Yola çıktığında kimse ona yetişemezdi. Ruhsal anlamda gençti.Bir arkadaş onun için çok yerinde bir tespitte bulunmuştu. Onun bir lokma bir hırka felsefesini esas aldığını, elindeki çalışmayı bitirmek için aç kaldığını, çoğu zamangüneşte dolaştığını söylemişti. Yoldaşlığa büyük önem verirdi.

2008 yılında Renas arkadaşın bulunduğu yerde bir hava saldırısı olmuştu ve Renas arkadaş olmasaydı çok arkadaş şehit düşecekti. İki bölüğü şahadetten kurtardı,kendisi de yaralandı. Bu da çok büyük bir fedai ruhunu gösteriyordu. İşte bence her militanım diyen kişide bu duruşun ve katılımın olması şarttır.

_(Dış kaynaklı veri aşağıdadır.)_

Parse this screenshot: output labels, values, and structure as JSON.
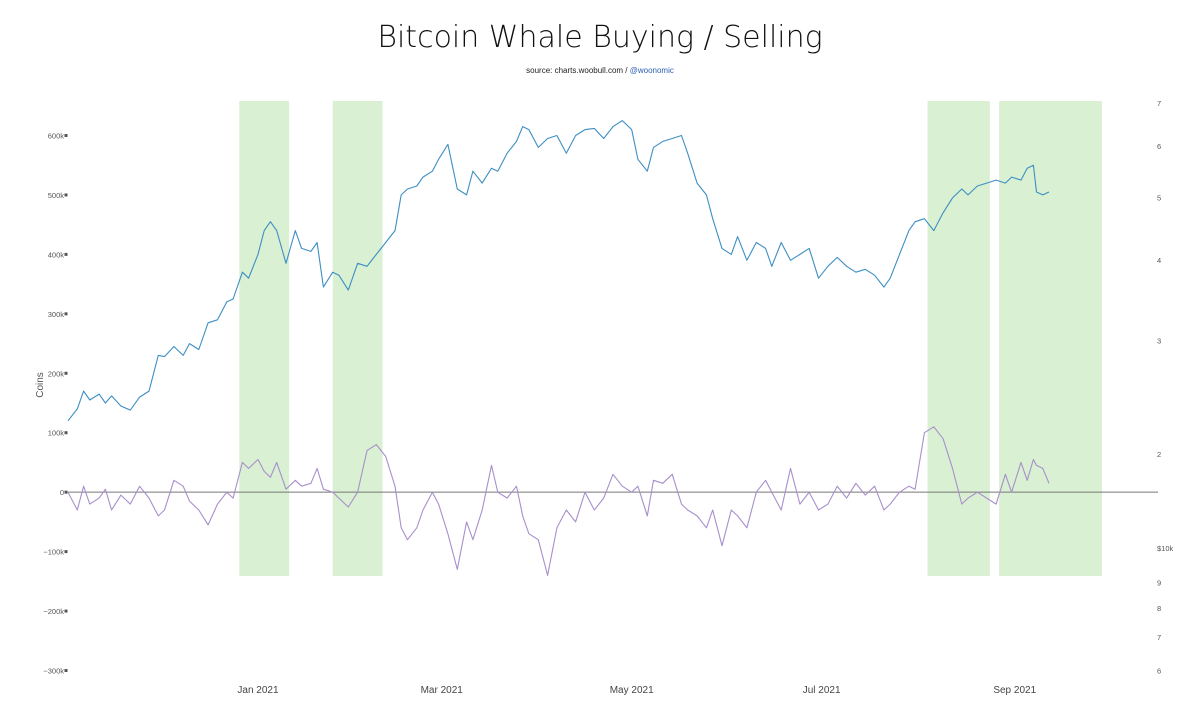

PKK hareketinin binlerce şehidi var ve biz onların sayesinde bu günlere geldik. Onların büyük mücadeleleri sayesinde burada bulunuyoruz. Her bir şehit bizim için bir mirastır. Renas arkadaş da bunlardan bir tanesidir. Duruşu, katılımı bize güç veriyor.Mirasına, direniş geleneğine bağlı kalacağımı belirtiyorum. Şehit yoldaşları her koşulda anmak bizim görevimizdir.Onlara sahip çıkacağıma veher zaman yaşatacağıma sözveriyorum.”